I showed her the site of the old jungle. I hadn't been here since 1938, thirteen years, and now it was just a clearing overgrown with weeds and littered with empty wine bottles.
"It all started here for you?" Sarah asked.
"Yes."
"Time and place awes me."
"Me, too. This is January 30, 1951. It's now and it won't ever be again."
"That scares me."
"Don't be scared. It's just the wonder. It's very dark here. Are you afraid of the dark?"
Sarah Kefalvian raised her beautiful head and laughed in the moonlight. Big, hearty laughter worthy of her Armenian ancestors. "I'm sorry, Joe. It's just that we're speaking so somberly, so symbolically that it's kind of funny."
"Then let's get literal. I've confided in you. You confide in me. Tell me something about yourself. Something dark and secretive that you've never told anyone."
She considered this and said, "It'll shock you. I like you and I don't want to offend you."
"You can't shock me. I'm immune to shock. Tell me."
"All right. When I was an undergrad in San Francisco I had an affair—with a married man. It ended. I was hurt and I started hating men. I was going to Cal Berkeley. I had a teacher, a woman. She was very beautiful. She took an interest in me. We became lovers and did things—sexual things that most people don't even guess about. This woman also liked young boys. Young boys. She seduced her twelve-year-old nephew.

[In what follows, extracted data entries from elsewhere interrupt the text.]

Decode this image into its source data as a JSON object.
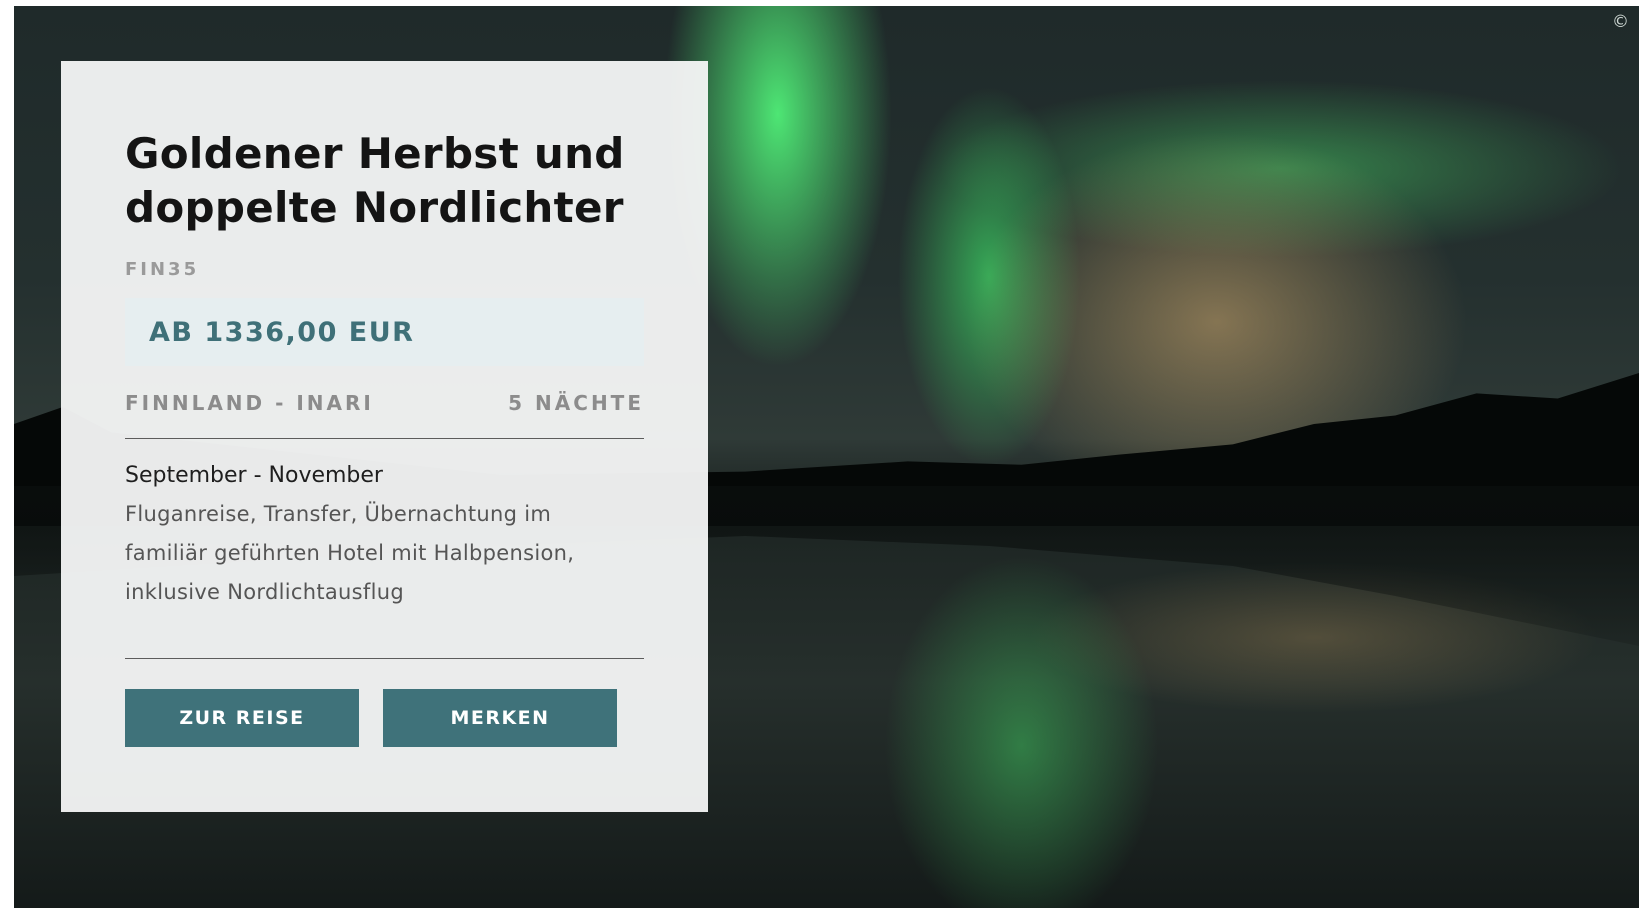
{
  "hero": {
    "copyright_symbol": "©"
  },
  "card": {
    "title": "Goldener Herbst und doppelte Nordlichter",
    "code": "FIN35",
    "price": "AB 1336,00 EUR",
    "destination": "FINNLAND - INARI",
    "nights": "5 NÄCHTE",
    "season": "September - November",
    "description": "Fluganreise, Transfer, Übernachtung im familiär geführten Hotel mit Halbpension, inklusive Nordlichtausflug",
    "buttons": {
      "trip_label": "ZUR REISE",
      "save_label": "MERKEN"
    }
  },
  "colors": {
    "accent": "#3f727a",
    "price_text": "#3f7078",
    "price_bg": "#e6eef0"
  }
}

We shared him."
Sarah backed away from where we stood together, almost as if fearing a blow.
"Is that it?" I asked.
"Yes," she replied.
"All of it?"
"Yes! I won't get graphic with you. I loved that woman. She helped through a difficult time. Isn't that dark enough for you?"
Her anger and indignation had peaked and brought forth in me a warm rush of pure stuff. "It's enough. Come here, Sarah." She did and we held each other, her head pressed hard into my shoulder. When we disengaged, she looked up at me. She was smiling, and her cheeks were wet with tears. I wiped them away with my thumbs. "Let me take you home," I said.
We undressed wordlessly, in the dark front room of Sarah Kefalvian's garage apartment on Sycamore Street. Sarah was trembling and breathing shallowly in the cold room, and when we were naked I smothered her with my body to stanch her tremors, then lifted her and carried her in the direction of where the bedroom had to be.